04 de abril de 2020 | 17h43

Eugenio Paes Paes Amorim. FOTO: DIVULGAÇÃO

Em Katmandu, capital do Nepal, havia uma fazenda com um vasto rebanho de ovelhas. Nos arredores da Fazenda, e muitas vezes ingressando nela, havia inúmeras matilhas de lobos ferozes, que dia após dia atacavam as ovelhas, dilacerando os corpos das inocentes e jogando ao luto as famílias ovinas.

Havia, por óbvio, em dita fazenda, inúmeros cães que eram regularmente pagos pelos donos da propriedade, e cuja responsabilidade era proteger as ovelhas.

Havia cinco espécies de cães.

A primeira delas fazia a vigília ostensiva da fazenda e sempre que flagrava a aproximação dos lobos cuidava de prendê-los ou de matá-los.

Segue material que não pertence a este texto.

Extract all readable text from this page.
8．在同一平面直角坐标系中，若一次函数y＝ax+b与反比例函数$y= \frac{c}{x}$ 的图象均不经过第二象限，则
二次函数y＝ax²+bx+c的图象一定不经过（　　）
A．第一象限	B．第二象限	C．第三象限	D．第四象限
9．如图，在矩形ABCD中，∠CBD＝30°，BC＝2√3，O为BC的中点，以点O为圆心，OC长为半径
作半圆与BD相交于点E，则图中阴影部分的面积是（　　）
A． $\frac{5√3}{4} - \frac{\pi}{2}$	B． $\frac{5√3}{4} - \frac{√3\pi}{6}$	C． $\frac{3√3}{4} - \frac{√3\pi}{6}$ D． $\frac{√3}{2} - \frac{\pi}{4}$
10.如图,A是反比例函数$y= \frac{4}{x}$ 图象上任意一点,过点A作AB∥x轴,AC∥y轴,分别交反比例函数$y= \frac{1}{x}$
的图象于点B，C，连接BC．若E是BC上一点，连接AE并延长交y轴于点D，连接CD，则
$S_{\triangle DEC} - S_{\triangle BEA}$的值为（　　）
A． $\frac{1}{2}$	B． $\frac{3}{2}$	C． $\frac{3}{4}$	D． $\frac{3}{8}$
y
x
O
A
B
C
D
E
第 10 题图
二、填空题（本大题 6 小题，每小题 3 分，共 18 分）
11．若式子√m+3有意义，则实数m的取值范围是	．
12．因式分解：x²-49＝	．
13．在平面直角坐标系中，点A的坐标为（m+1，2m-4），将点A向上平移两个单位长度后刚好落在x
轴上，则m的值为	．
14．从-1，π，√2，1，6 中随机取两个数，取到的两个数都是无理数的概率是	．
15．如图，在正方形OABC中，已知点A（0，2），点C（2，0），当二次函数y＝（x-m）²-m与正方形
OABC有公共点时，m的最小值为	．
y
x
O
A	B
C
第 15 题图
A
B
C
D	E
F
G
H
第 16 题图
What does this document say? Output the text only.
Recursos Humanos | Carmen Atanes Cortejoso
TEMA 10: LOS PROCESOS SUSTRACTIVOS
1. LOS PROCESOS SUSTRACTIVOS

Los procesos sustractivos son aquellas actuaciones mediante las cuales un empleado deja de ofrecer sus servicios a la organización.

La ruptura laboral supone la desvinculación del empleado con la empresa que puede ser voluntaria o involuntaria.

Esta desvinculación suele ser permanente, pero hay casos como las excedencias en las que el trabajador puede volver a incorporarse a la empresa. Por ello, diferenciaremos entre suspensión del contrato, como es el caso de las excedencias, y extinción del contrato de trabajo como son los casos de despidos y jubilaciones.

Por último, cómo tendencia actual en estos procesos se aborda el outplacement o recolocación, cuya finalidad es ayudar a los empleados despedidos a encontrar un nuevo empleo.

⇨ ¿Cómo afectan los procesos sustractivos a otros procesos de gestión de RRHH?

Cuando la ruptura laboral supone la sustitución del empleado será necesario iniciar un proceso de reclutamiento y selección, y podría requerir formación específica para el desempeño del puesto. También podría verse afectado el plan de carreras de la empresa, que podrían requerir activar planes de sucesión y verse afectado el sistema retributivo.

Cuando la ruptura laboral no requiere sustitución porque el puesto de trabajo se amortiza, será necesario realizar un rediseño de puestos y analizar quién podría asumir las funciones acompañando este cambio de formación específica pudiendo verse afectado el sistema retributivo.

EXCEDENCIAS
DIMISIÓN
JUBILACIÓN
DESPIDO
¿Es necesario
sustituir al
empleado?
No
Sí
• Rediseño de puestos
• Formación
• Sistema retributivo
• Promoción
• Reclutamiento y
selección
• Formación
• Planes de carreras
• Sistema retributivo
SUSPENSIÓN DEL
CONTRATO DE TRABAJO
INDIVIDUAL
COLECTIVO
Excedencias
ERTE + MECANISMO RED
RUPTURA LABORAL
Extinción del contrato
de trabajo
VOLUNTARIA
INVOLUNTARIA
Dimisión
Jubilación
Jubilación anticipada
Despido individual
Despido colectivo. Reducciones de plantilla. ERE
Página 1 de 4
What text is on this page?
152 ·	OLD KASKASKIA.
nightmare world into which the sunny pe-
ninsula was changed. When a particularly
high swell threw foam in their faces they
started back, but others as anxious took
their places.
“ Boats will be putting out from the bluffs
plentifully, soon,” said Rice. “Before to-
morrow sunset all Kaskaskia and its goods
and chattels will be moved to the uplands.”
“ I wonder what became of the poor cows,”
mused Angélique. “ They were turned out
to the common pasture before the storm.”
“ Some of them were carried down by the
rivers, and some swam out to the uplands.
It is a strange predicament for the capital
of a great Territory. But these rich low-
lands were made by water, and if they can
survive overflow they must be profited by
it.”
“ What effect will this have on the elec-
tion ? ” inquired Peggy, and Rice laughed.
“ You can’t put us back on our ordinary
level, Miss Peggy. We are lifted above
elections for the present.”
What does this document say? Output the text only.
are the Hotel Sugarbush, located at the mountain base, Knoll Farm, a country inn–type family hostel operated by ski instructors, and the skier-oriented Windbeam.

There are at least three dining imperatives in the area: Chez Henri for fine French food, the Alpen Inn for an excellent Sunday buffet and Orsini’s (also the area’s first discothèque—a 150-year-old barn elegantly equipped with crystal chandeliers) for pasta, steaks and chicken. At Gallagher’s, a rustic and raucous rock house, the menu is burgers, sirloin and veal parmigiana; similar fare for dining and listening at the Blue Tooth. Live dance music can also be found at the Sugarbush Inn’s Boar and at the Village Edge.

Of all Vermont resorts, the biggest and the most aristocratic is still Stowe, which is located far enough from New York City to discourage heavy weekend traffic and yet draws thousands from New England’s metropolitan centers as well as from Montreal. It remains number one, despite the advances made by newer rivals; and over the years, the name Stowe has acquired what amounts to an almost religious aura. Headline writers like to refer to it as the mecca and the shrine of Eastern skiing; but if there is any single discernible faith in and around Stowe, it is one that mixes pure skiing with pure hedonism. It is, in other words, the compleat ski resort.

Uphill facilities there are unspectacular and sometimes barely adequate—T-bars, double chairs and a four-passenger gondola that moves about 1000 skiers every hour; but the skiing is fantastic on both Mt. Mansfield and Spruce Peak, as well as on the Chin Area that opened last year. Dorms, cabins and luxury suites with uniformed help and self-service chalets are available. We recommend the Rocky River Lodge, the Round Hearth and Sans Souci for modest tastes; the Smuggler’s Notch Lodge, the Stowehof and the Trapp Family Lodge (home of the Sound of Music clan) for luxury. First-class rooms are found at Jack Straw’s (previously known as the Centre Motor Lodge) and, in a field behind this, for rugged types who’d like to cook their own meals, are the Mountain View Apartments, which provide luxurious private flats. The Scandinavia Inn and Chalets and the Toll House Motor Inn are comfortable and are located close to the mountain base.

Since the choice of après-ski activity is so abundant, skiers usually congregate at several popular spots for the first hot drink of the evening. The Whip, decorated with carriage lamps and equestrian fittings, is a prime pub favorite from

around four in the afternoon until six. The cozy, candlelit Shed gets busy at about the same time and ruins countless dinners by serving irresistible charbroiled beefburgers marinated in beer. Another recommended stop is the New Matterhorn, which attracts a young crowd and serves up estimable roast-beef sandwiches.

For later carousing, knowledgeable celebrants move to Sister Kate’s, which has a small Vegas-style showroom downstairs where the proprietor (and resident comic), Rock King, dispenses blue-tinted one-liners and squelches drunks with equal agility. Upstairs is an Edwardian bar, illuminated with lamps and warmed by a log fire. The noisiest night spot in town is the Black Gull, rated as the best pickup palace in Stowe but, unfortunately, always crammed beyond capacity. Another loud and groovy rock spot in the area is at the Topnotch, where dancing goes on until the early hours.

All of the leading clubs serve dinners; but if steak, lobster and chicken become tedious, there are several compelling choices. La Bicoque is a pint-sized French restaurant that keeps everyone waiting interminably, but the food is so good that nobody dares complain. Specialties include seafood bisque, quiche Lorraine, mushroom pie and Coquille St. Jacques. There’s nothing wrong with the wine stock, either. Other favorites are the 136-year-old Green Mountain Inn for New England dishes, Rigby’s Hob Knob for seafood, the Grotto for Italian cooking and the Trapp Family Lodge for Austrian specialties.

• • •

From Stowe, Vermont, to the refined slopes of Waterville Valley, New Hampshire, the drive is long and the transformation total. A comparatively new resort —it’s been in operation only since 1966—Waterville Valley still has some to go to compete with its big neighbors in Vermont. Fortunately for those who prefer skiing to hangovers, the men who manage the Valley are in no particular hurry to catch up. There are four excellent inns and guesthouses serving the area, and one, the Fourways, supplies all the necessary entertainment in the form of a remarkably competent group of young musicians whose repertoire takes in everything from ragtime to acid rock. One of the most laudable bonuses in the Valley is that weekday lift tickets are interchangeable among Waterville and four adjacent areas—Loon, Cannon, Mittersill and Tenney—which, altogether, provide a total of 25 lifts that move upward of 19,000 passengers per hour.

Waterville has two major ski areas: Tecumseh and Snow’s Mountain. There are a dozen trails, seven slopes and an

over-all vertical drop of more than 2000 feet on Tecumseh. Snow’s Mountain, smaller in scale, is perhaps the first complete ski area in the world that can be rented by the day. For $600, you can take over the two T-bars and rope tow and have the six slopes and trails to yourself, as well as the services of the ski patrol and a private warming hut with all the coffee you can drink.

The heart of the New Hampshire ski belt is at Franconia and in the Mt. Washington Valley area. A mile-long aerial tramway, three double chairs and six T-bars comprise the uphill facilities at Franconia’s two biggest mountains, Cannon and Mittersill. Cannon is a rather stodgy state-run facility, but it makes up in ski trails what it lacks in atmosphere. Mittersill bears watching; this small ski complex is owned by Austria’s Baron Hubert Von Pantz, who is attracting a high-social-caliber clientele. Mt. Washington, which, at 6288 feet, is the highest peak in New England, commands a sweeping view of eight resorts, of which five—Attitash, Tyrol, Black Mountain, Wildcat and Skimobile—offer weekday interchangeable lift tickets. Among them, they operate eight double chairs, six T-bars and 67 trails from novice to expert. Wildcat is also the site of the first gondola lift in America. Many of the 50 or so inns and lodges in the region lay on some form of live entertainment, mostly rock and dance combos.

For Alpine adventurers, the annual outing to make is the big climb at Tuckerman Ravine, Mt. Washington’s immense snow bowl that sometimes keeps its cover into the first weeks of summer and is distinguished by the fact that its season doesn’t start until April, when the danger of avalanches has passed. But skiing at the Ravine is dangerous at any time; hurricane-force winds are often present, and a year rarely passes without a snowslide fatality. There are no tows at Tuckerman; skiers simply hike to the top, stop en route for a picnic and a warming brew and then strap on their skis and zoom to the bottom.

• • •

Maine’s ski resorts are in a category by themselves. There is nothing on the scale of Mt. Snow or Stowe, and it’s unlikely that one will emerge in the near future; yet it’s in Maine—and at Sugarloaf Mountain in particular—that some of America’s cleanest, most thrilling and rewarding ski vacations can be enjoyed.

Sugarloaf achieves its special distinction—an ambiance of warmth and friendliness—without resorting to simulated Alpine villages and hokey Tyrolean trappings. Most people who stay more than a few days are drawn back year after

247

Curiosamente, entretanto, as próprias ovelhas e muitos cães das outras espécies que veremos adiante voltavam-se contra estes nobres cães protetores e protegiam os lobos sanguinários.

Também existia a segunda leva de cachorros que era a responsável pela investigação dos atos praticados pelos lobos. Estes trabalhavam incessantemente, sem tempo mesmo para dormir, e sem eles seria impossível a devida punição dos lobos. Mas estes cachorros, por igual, eram costumeiramente desrespeitados e atacados por algumas ovelhas e mesmo por algumas outras espécies caninas.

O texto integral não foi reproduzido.